“Oh, that means he’s number four in our Rainbow Club. Peggy Burrell is number five and the Captain is number six. That’s all the members we have so far.”
“Aren’t you going to count me in?” asked Barby.
“Oh, you _are_ counted in. You’ve belonged from the beginning. We made you an _honary_ member or whatever it is they call it, people who deserve to belong because they’re always doing nice things, but don’t know it. There’s you and Uncle Darcy and Captain Kidd, because he saved our lives and saved our families from having to have a double funeral.”

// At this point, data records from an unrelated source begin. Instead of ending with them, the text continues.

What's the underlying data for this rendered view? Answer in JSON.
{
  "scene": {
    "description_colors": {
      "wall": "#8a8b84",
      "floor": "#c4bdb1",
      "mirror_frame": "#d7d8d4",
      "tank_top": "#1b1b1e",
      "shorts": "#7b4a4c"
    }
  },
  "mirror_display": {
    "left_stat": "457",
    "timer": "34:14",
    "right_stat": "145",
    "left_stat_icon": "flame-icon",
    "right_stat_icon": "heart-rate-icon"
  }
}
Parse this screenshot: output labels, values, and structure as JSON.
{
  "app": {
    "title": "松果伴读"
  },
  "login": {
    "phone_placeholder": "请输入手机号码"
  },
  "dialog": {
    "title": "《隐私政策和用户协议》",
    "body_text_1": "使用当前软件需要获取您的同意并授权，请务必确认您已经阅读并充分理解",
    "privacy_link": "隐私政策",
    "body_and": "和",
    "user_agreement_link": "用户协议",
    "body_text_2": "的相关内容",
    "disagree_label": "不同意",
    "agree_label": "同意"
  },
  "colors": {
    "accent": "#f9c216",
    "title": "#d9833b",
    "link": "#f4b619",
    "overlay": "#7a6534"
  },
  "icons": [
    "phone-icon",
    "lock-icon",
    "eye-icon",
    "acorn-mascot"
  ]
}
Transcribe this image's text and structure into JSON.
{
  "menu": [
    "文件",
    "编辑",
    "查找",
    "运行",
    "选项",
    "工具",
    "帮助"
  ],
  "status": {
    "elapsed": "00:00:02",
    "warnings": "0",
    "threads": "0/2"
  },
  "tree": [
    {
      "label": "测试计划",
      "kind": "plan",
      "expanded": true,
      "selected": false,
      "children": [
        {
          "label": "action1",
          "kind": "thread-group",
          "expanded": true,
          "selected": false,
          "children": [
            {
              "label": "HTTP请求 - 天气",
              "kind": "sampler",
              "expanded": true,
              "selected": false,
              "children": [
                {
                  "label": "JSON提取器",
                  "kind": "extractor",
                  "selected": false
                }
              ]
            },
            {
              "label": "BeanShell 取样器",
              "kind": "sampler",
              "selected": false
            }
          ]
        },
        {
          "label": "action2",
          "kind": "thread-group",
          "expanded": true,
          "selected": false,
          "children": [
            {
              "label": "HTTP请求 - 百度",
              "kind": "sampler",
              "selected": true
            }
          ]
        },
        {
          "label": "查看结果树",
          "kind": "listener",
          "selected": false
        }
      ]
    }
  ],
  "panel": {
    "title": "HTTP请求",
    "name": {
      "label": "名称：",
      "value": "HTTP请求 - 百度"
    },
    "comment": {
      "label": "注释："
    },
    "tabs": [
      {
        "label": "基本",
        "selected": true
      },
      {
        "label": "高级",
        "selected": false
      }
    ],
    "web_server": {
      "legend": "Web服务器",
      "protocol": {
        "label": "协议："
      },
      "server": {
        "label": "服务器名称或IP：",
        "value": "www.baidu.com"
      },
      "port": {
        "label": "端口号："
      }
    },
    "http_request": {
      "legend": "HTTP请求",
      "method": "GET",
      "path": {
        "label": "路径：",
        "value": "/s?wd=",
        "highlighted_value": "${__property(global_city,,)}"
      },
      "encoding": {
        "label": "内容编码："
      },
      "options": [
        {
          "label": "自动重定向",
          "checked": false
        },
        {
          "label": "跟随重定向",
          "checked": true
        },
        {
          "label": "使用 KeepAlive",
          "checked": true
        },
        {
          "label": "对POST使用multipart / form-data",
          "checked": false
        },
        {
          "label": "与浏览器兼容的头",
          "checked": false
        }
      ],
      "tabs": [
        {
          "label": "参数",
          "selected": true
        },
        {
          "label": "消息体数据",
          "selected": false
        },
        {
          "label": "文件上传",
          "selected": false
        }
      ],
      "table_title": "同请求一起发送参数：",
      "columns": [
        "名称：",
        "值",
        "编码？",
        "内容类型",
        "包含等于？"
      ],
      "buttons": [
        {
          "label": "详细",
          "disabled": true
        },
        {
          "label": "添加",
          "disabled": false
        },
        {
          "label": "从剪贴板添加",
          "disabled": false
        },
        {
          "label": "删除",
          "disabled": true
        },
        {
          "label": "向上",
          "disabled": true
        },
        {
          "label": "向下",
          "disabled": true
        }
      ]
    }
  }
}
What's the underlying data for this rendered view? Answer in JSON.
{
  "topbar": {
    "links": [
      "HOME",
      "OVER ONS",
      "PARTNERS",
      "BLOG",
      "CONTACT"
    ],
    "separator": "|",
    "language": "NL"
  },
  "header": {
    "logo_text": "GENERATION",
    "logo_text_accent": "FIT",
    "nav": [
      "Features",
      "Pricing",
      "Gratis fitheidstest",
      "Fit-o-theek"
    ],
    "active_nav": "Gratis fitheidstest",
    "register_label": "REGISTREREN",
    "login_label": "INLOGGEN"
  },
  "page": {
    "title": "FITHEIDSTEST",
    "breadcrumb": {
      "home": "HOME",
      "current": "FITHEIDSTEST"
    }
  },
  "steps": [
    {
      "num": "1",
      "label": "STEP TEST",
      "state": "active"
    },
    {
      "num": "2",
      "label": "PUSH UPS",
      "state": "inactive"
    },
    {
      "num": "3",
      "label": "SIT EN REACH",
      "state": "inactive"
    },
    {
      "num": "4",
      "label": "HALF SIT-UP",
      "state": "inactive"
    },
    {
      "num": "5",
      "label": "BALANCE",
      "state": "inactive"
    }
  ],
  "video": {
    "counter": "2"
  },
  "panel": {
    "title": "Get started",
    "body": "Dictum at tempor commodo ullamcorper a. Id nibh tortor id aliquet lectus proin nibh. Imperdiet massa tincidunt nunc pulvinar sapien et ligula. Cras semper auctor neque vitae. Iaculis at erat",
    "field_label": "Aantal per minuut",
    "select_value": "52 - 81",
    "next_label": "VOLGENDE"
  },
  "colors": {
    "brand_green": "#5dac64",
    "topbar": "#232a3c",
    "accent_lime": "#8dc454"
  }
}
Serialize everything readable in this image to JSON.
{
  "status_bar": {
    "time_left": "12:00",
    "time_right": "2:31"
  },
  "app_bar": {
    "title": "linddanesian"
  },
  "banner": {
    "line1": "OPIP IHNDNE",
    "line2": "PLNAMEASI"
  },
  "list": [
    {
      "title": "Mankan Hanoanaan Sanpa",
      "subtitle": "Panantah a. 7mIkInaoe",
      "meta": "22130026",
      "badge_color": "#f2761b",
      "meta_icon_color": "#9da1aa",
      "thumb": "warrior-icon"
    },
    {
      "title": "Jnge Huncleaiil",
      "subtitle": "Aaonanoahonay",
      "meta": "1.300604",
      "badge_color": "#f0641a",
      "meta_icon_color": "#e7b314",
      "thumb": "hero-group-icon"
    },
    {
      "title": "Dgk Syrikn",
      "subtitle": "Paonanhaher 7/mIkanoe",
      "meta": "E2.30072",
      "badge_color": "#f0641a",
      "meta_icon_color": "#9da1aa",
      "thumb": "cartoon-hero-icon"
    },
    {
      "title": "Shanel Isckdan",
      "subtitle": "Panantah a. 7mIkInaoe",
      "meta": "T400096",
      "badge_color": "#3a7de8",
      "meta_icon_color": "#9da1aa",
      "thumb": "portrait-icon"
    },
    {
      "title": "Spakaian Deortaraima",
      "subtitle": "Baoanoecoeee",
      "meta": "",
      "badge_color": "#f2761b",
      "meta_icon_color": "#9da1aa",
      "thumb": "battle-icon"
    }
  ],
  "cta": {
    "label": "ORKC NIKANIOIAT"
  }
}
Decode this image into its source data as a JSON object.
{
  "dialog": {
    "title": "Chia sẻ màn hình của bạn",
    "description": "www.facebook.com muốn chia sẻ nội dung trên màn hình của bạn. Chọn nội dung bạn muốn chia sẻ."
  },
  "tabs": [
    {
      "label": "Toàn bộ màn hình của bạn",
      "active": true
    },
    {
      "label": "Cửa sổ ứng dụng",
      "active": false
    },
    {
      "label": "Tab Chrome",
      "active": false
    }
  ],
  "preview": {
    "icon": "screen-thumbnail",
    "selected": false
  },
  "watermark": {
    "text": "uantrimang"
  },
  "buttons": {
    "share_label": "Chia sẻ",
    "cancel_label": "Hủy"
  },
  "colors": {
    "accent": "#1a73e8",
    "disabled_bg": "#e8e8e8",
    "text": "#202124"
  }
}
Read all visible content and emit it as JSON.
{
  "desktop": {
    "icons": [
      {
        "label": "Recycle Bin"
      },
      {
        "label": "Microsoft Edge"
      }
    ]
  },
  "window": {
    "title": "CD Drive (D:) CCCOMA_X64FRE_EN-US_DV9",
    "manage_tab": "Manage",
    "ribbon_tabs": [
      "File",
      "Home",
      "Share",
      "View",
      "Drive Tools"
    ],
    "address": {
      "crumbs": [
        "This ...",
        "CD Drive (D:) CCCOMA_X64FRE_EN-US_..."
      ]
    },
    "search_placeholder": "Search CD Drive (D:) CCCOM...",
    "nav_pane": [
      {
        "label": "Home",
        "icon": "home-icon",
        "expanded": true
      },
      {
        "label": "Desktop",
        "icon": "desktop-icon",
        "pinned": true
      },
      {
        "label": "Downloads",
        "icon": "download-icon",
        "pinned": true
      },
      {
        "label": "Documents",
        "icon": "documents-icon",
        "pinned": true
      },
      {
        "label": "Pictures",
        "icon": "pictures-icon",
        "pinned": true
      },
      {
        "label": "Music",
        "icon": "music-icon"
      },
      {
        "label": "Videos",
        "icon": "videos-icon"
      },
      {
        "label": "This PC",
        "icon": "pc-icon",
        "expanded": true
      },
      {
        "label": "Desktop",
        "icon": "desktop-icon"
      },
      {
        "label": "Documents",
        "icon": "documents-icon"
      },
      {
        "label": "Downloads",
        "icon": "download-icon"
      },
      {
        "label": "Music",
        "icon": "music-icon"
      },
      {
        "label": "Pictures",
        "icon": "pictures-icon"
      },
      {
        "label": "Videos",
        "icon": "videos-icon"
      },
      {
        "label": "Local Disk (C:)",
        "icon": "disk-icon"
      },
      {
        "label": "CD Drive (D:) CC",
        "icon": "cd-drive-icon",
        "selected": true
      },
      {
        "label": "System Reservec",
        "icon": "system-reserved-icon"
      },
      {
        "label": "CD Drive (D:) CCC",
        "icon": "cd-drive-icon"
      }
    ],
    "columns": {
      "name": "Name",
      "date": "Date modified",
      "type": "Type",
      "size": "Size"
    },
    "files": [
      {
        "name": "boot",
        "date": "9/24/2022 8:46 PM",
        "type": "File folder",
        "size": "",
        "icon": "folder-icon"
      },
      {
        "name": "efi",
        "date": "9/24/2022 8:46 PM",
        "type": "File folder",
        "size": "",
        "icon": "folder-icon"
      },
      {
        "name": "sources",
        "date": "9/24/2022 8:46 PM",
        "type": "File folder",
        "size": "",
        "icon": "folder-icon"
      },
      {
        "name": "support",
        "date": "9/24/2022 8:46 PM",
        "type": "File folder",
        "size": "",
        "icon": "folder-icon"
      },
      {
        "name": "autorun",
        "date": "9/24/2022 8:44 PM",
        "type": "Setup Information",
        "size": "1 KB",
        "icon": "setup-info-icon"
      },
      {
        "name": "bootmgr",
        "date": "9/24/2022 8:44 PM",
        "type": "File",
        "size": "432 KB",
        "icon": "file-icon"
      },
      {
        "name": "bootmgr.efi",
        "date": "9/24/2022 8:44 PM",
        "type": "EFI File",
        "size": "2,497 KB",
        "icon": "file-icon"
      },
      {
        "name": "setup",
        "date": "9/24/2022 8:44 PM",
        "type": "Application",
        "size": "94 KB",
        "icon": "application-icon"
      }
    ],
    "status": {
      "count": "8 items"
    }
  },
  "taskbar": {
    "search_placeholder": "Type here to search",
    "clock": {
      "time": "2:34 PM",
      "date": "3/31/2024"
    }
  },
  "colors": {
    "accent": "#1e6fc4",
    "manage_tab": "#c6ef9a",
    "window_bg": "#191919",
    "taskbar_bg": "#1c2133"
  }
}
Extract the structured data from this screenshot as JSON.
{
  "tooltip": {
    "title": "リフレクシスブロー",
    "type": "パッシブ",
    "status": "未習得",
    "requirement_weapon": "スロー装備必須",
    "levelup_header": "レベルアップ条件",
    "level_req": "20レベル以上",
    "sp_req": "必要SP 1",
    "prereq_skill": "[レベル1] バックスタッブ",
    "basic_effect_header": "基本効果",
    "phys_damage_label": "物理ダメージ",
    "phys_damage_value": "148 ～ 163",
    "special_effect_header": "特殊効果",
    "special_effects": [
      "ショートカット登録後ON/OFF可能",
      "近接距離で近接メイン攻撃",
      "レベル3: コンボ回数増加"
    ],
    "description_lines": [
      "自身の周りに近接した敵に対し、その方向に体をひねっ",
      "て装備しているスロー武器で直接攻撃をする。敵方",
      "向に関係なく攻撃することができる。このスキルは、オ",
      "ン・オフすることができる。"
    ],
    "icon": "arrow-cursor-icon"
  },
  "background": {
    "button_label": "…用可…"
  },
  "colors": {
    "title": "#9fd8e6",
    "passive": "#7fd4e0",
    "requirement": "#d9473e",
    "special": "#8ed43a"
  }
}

Barby stooped to take the little terrier’s head between her hands and pat-a-cake it back and forth with an affectionate caress.
“Captain Kidd,” she said gaily, “you shall have a party this very night, and there shall be bones and cakes on the holiday tree, and you shall be the best man with a ’normous blue bow on your collar, and we’ll all dance around in your honor this way.”
Springing to her feet and holding the terrier’s front paws, she waltzed him around and around on his hind legs, singing:
“All around the barberry bush,
Barberry bush, barberry bush.
All around the barberry bush
So early in the morning.”
Georgina, accustomed all her life to such frisky performances, took it as a matter of course that Barby should give vent to her feelings in the same way that she herself would have done, but Richard stood by, bewildered. It was a revelation to him that anybody’s mother could be so charmingly and unreservedly gay. She seemed more like a big sister than any of the mothers of his acquaintance. He couldn’t remember his own, and while Aunt Letty was always sweet and good to him he couldn’t imagine her waltzing a dog around on its hind legs any more than he could imagine Mrs. Martha Washington doing it.
The holiday tree was another revelation to him, when he came back at dusk to find it lighted with the colored lanterns and blooming with flags and hung with surprises for Georgina and himself.
“You’ve never seen it lighted,” Barby explained, “and Georgina’s birthday had to be skipped because I wasn’t here to celebrate, so we’ve rolled all the holidays into one, for a grand celebration in Captain Kidd’s honor.”